Pixel Ripped 1989 è un gioco che in teoria non dovrebbe funzionare. O perlomeno non dovrebbe essere così divertente. E non dovrebbe costituire nemmeno un uso intelligente della VR e invece no, è il contrario di tutte queste cose. Trastulla, fa sorridere, ingloba nel suo mondo, e ha un approccio alla VR che è atipico quanto div… oh cazzo, è già finito!
Eh sì, dura quanto un gatto in autostrada. Ieri sera l’ho fatto partire e dopo 3 ore ero già ai titoli di coda (dopo c’è ancora qualcosina, ma insomma il succo lo si è visto).

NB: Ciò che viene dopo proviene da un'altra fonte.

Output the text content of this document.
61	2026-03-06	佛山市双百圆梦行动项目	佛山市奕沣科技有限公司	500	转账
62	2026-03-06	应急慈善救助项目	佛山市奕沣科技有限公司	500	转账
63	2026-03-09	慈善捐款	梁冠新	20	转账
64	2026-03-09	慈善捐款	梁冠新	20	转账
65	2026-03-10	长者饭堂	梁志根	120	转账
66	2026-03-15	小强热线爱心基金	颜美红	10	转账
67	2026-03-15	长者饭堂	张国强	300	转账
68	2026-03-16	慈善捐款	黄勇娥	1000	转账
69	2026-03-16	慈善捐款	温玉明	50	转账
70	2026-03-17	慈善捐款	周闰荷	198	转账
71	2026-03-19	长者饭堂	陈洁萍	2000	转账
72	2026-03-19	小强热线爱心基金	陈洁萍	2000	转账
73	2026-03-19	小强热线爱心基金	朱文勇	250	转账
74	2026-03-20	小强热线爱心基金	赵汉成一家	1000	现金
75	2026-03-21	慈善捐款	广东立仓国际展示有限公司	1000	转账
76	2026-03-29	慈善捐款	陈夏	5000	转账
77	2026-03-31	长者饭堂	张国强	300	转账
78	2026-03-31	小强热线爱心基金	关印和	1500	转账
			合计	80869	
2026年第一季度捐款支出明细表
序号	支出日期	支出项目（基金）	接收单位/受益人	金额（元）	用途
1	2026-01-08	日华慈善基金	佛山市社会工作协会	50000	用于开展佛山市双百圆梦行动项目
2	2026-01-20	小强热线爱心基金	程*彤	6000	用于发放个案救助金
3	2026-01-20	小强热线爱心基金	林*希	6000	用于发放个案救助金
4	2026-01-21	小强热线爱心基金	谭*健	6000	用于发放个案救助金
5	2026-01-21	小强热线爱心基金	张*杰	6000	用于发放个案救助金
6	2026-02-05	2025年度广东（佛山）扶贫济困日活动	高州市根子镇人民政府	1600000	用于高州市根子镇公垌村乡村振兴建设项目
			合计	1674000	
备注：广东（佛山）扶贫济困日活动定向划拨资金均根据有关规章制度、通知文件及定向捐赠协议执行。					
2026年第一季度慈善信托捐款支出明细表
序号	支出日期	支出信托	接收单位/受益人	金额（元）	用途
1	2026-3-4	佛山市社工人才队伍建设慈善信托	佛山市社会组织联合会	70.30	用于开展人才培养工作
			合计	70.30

In sostanza è un platform bidimensionale, ma il genio è nella sua declinazione. Si gioca all’interno di un mondo virtuale, senza farsi scoprire dall’insegnate o dal preside e ad un certo punto il gioco esce dal portatile simil Gameboy e invade la realtà virtuale. Il risultato è spassosissimo, ritmato, con citazioni che si sprecano e piccoli dettagli ogni dove. Vive tanto della sua giocabilità quanto del contorno. Non dovrebbe funzionare, scrivevo, eppure è follemente magnetico. E’ vero dura 3 ore scarse, ma mi sono così appassionato che quando ho tolto il caschetto pensavo che fosse passata poco più di un’oretta. E invece era già il momento della nanna.
Non posso considerarlo un capolavoro, troppo limitato, ma ha carisma da vendere e originalità, pure. A prezzo scontato dovete farlo vostro. Ora attendo al varco un ribassamento di prezzo per il seguito.